Benin is a very macho society and women travellers, especially those travelling alone, should expect some unwanted attention. In almost all cases this will be limited to men trying to start conversations with you, officials using their power to have more of your company than is really needed, and general whistling and cat-calls.

Sexual assault or rape against female travellers is very rare. Women should be careful if out in bars and clubs alone at night in the bigger towns, but the risk is really no greater and in fact normally less than you would face at home. However, things may change as tourism increases, and it’s certainly sensible to listen to local advice about any areas where violent (or petty) crime is rife.

Female hygiene items are only reliably available in Cotonou and possibly Parakou.

Travelling with a disability

Benin would be a very hard country for travellers with a disability to travel in. People will go out of their way to try and help you, but the simple fact of the matter is that there are no disabled facilities, pavements are non-existent, roads and paths rough, and elevators are only available in a few topend international chain hotels in Cotonou.

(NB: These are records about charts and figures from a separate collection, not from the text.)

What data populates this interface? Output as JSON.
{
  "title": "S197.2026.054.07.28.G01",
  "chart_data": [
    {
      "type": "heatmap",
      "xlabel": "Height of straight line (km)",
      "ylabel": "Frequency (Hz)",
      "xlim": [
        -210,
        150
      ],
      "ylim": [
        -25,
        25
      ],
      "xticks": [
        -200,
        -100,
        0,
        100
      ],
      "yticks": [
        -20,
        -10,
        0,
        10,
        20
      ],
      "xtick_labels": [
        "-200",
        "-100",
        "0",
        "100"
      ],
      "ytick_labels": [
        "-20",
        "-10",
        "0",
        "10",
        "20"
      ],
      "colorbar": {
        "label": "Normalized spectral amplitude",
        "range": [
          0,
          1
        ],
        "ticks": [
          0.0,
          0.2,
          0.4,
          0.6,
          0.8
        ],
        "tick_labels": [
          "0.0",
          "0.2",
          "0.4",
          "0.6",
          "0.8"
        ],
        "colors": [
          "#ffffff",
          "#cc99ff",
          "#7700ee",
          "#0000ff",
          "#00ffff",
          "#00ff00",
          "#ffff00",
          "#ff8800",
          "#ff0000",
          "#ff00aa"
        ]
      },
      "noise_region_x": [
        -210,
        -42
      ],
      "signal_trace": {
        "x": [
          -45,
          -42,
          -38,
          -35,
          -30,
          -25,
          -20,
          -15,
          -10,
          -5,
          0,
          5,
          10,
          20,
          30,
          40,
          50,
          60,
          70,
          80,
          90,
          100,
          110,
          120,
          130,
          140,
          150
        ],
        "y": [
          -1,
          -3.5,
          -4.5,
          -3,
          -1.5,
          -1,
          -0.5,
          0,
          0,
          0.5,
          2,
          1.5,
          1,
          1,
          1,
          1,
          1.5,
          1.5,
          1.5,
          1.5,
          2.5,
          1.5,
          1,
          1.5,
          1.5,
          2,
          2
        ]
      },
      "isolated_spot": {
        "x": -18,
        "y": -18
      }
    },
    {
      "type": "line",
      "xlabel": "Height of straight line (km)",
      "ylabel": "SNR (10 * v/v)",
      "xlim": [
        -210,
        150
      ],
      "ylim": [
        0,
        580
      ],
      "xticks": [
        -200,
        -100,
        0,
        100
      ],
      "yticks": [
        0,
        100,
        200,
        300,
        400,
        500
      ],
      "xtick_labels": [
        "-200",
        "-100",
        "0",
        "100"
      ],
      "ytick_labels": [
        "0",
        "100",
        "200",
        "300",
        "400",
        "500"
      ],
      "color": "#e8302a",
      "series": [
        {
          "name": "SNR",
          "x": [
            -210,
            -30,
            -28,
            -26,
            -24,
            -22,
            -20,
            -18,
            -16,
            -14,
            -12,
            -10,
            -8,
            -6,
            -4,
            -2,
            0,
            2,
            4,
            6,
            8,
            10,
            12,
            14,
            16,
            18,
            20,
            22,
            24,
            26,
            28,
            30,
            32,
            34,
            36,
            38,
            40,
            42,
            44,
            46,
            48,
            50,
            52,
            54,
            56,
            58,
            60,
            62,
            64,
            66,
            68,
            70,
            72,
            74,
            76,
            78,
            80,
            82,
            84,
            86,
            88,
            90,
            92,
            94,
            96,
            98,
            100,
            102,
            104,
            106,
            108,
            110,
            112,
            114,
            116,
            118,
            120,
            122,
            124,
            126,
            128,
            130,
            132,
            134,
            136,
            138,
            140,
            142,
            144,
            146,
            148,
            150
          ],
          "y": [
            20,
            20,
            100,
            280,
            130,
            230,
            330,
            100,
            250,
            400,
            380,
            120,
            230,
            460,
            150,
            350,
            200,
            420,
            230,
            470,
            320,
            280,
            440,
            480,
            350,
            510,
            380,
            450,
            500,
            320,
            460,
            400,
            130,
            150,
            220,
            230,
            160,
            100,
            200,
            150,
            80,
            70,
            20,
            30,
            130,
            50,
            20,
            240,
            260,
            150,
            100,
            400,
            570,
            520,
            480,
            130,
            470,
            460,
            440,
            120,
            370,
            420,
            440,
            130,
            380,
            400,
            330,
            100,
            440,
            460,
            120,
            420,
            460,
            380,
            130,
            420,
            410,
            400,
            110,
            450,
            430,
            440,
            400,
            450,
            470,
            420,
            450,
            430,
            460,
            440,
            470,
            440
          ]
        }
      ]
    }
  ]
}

These same hotels are the only ones where you might find mobility-impaired rooms available. For further information, the UK’s website provides general advice and practical information for travellers with disabilities preparing for overseas travel.

LGBTQ+ travellers

LGBTQ+ travellers should be very discreet. As with almost all sub-Saharan countries homosexuality is deeply – sometimes violently – frowned upon and most of sub-Saharan Africa simply does not believe that lesbianism exists.

On the positive side, it’s common for men to hold hands as a sign of friendship and for travellers (foreign or Beninese) of the same sex to share hotel rooms (but not beds), and so as long as there are no public displays of affection (other than hand holding), then few people would likely realise.

Travelling with children

Benin’s small size and generally reasonable roads and fairly comfortable hotels means that it’s one of the better West African countries for (very) adventurous family travel. However, it definitely suits older children (ten years plus) more than young children. Younger children are likely to find it too hot and humid and the towns are hardly child-friendly.